In the media business, this means bringing the two sides together in what is ultimately the most human of crafts: storytelling. Even as Marburger’s product development team has made workings of The Post’s digital platform more humanistic, the paper’s editorial staff, energized by editor Marty Baron, has ramped up its storytelling in the service of hard-hitting journalism. Each side of the effort complements and supports the other. Remove either — bots or reportage — and the whole collapses.
At a television industry conference last year, FX Networks CEO John Landgraf dismissed the voguish idea that technology will soon drive story. “There’s a whole thing going on right now with Netflix and others in Silicon Valley saying algorithms are going to rule all and make decisions and I say, ‘Posh.’”
The magic happens, Landgraf continued, when creative people get together in a room. “You listen really, really carefully on a human level to what somebody tells you, and you sit and you dialogue and you think about stories and you watch film and television — and you pick the best stories and the best people you possibly can.” Given humanity’s long record of constructing spectacular stories, it’s remarkable this even needs saying. But as Landgraf has suggested, this is a genuine power struggle: “I want the humans to be able to hold their own against the emerging strength of the machines.”

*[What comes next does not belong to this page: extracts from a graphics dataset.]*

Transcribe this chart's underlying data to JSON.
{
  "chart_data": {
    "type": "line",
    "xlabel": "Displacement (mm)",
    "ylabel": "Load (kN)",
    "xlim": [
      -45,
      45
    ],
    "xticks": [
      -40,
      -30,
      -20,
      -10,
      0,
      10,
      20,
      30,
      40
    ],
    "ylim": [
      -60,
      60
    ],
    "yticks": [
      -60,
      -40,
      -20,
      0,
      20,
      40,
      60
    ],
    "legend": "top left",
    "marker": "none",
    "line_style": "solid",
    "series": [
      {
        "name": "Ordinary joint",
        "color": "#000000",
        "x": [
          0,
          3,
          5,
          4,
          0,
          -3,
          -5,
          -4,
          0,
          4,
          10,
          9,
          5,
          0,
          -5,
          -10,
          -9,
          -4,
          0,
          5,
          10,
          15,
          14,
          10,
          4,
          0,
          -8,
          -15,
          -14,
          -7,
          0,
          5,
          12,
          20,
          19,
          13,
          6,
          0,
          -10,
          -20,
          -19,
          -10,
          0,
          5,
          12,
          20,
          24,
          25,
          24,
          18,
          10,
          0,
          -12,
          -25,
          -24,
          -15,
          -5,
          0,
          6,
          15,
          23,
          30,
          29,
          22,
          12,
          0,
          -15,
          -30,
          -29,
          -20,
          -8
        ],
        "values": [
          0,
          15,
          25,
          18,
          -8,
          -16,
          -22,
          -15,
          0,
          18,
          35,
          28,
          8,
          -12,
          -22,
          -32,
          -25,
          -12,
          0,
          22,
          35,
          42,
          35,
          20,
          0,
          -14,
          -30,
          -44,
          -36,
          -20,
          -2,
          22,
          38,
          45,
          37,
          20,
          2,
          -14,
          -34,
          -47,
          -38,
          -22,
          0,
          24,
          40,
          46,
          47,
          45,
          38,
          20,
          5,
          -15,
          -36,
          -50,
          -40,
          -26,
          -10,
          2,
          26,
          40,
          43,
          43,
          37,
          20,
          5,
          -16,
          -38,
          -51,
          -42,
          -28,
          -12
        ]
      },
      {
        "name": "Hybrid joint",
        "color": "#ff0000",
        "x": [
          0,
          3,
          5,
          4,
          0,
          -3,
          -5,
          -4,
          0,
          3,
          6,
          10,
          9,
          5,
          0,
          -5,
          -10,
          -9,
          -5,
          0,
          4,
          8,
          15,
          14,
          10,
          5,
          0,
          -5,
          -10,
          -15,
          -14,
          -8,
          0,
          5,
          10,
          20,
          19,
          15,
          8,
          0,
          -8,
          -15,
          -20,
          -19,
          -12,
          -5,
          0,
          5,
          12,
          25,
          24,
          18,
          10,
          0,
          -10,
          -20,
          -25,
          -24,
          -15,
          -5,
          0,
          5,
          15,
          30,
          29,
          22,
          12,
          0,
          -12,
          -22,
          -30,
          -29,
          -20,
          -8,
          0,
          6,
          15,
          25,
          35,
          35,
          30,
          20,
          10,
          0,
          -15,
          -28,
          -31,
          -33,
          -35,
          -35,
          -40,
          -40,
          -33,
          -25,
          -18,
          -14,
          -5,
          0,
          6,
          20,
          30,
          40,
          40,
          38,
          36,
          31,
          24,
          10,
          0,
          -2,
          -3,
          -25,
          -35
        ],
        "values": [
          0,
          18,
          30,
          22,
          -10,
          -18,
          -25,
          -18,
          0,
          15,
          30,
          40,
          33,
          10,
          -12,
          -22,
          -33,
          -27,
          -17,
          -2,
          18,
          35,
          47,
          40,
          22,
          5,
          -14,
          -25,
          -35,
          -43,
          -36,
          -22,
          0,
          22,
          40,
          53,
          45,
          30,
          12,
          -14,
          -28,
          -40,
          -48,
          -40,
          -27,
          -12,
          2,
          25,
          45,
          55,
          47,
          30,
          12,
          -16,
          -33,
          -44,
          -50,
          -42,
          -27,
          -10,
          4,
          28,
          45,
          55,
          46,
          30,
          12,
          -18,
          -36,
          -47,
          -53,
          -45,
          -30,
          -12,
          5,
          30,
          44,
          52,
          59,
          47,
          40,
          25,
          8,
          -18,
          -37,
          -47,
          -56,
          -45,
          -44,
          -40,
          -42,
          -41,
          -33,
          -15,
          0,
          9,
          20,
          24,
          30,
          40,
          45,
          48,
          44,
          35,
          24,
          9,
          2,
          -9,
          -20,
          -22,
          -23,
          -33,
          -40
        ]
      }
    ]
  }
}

For the moment, storytelling is one field where people remain firmly in the driver’s seat. Indeed, this might be a case where the “rebalancing” between technology and humans happens in the opposite direction: we blaze new trails in storytelling, sparked here and there by data from our AI amanuenses.

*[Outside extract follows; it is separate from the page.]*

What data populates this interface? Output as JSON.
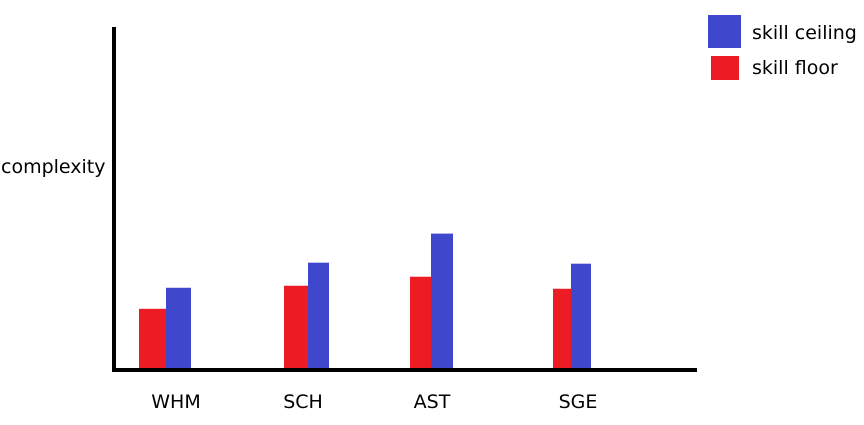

In their book, McAfee and Brynjolfsson recount one abject failure of machine learning. An advanced computer was “fed on Jane Austen novels,” then asked to write its own fiction. The result was drivel. “To your eldest say when I tried to be at the first of the praise, and all this has been so careless in riding to Mr. Crawford,” the algorithm sputtered, “but have you deserved far to scarcely be before, and I am sure I have no high word, ma’am, I am sure we did not know that the music is satisfied with Mr. Bertram’s mind.”
Given that AI is expected to have that New York Times bestseller by 2049, maybe it’s time to bring in the humans.